İçinde bir şeyler daha da zorlaşmaya başladı. O zayıf ses, en derin köşelerden, en karanlık düşüncelerinden birisi fısıldıyordu. *"Onu şimdi al ve bir daha asla bırakma. Şöhret, senin hayatına giren diğer kadınlardan çok farklı.. O masumiyetle seksiliğin muhteşem bir birleşimi..."*
Murat, bu sesin giderek daha da güçlendiğini fark etti. Şöhret’in yanı başında, bu kadar yakınken, bu çekimin sonunun ne olacağını bilmek oldukça zorlaşıyordu. Onu düşünmek, bir komutan olarak ona yaklaşmak, birbirlerinin yakınında olmak… Bunların hepsi, anlık bir çekimden çok daha fazlasıydı.
Bir an, Murat kendisini daha fazlasını söylemek zorunda hissetti. “Şöhret,” dedi, bu sefer daha kararlı bir şekilde. “Seninle olduğum her an çok güzel, ama hayatlarımız çok farklı. Sen daha hayatın başındasın, ben ise belki de sonunda. Bir gören bir duyan olursa hem senin hayatın....”
Şöhret, konuşmaya başladığından beri dikkatle komutanı izliyordu. Onun anlattıklarında neden birlikte olamayacaklarina dair elle tutulur bir neden yoktu ve işin daha da ilginç yanı onun da kendisini istediğini hissediyordu. Bu sözleri daha fazla dinlemek istemiyordu. Yine de Şöhret onun gözlerinin içine bakarak,"Seni anlıyorum" dedi kendinden emin durmaya çalışarak.
Komutan Murat belli etmese de bir miktar hayal kırıklığına uğramıştı. Nedense ondan daha farklı bir tepki beklemişti. Belki de herşeye rağmen seninleyim demesini. Ya da seni bırakmayacağım diye isyan etmesini...
Şöhret ona doğru biraz daha yaklaşıp gözlerinin içine bakmaya devam etti. "Ama" dedi "Ben senden hiçbir şey istemiyorum ve hiçbir şey beklemiyorum. Sadece seninle olmak bana yetiyor." Kısa bir soluk alıp devam etti. "Haklısın bir gören bir duyan olur diye korkuyorsun. Bir sonraki dolunayda küçük ırmağın başındaki ardıçın orada seni bekleyeceğim. Orası tenhadır kimsenin yolu düşmez."dedi.
Şöhret bunları alel acele, tek solukta söylemişti. Aniden parmak uçlarında yükselip komutanın dudaklarına bir kelebeğin kanat çırpışı gibi ufacık ama masum bir öpücük bıraktı. Sonra hızla veda bile etmeden karanlığın içinde kayboldu.

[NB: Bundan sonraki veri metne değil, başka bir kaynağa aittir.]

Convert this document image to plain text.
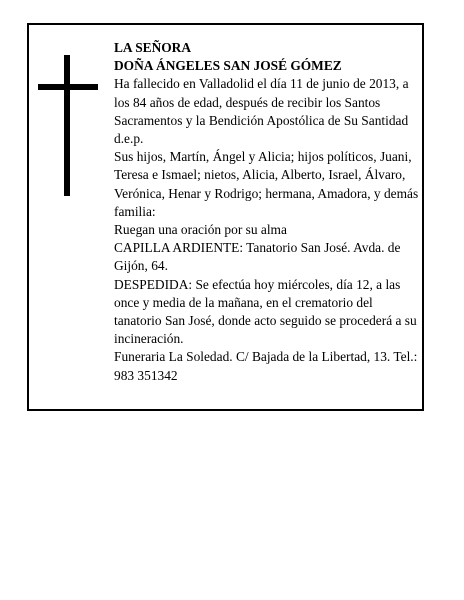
LA SEÑORA

DOÑA ÁNGELES SAN JOSÉ GÓMEZ

Ha fallecido en Valladolid el día 11 de junio de 2013, a los 84 años de edad, después de recibir los Santos Sacramentos y la Bendición Apostólica de Su Santidad d.e.p.

Sus hijos, Martín, Ángel y Alicia; hijos políticos, Juani, Teresa e Ismael; nietos, Alicia, Alberto, Israel, Álvaro, Verónica, Henar y Rodrigo; hermana, Amadora, y demás familia:

Ruegan una oración por su alma

CAPILLA ARDIENTE: Tanatorio San José. Avda. de Gijón, 64.

DESPEDIDA: Se efectúa hoy miércoles, día 12, a las once y media de la mañana, en el crematorio del tanatorio San José, donde acto seguido se procederá a su incineración.

Funeraria La Soledad. C/ Bajada de la Libertad, 13. Tel.: 983 351342
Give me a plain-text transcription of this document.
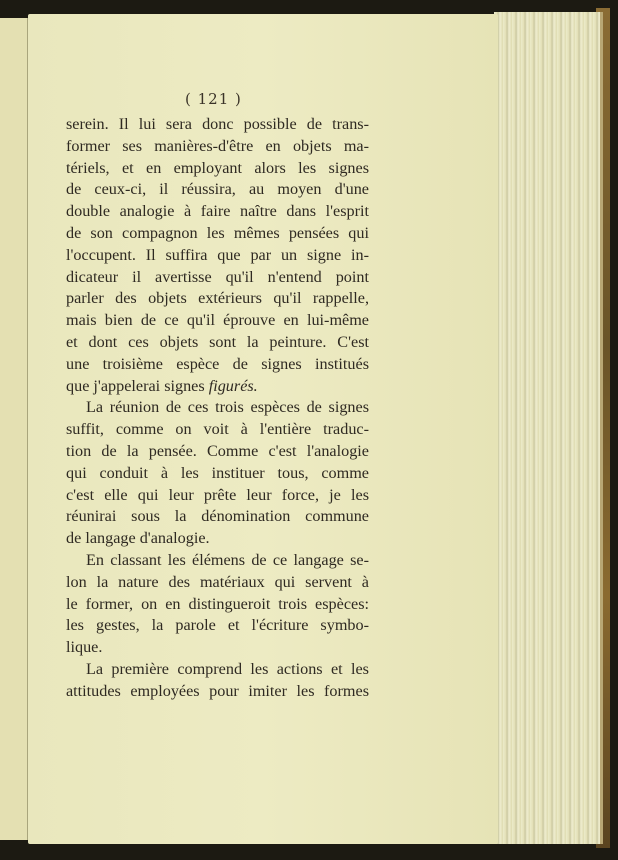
( 121 )
serein. Il lui sera donc possible de trans-
former ses manières-d'être en objets ma-
tériels, et en employant alors les signes
de ceux-ci, il réussira, au moyen d'une
double analogie à faire naître dans l'esprit
de son compagnon les mêmes pensées qui
l'occupent. Il suffira que par un signe in-
dicateur il avertisse qu'il n'entend point
parler des objets extérieurs qu'il rappelle,
mais bien de ce qu'il éprouve en lui-même
et dont ces objets sont la peinture. C'est
une troisième espèce de signes institués
que j'appelerai signes figurés.
La réunion de ces trois espèces de signes
suffit, comme on voit à l'entière traduc-
tion de la pensée. Comme c'est l'analogie
qui conduit à les instituer tous, comme
c'est elle qui leur prête leur force, je les
réunirai sous la dénomination commune
de langage d'analogie.
En classant les élémens de ce langage se-
lon la nature des matériaux qui servent à
le former, on en distingueroit trois espèces:
les gestes, la parole et l'écriture symbo-
lique.
La première comprend les actions et les
attitudes employées pour imiter les formes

O gittikten sonra, Murat parmakları dudaklarında kalakaldı. O gece, komutan Murat ceviz ağacının altında oturdu. Uzun süre askeriyeye dönmedi. İçindeki karışıklık gitgide büyüdü. Şöhret’in verdiği o masum öpücük aklını allak bullak etmişti. Zihni ve kalbi, sürekli çatışıyordu, ama artık bir şey kesindi: Bu çekimi ne kadar bastırmaya çalışsa da, Şöhret ona girmemesi gereken bir kapı açmıştı. Ve o kapı, her geçen gün biraz daha aralanacaktı.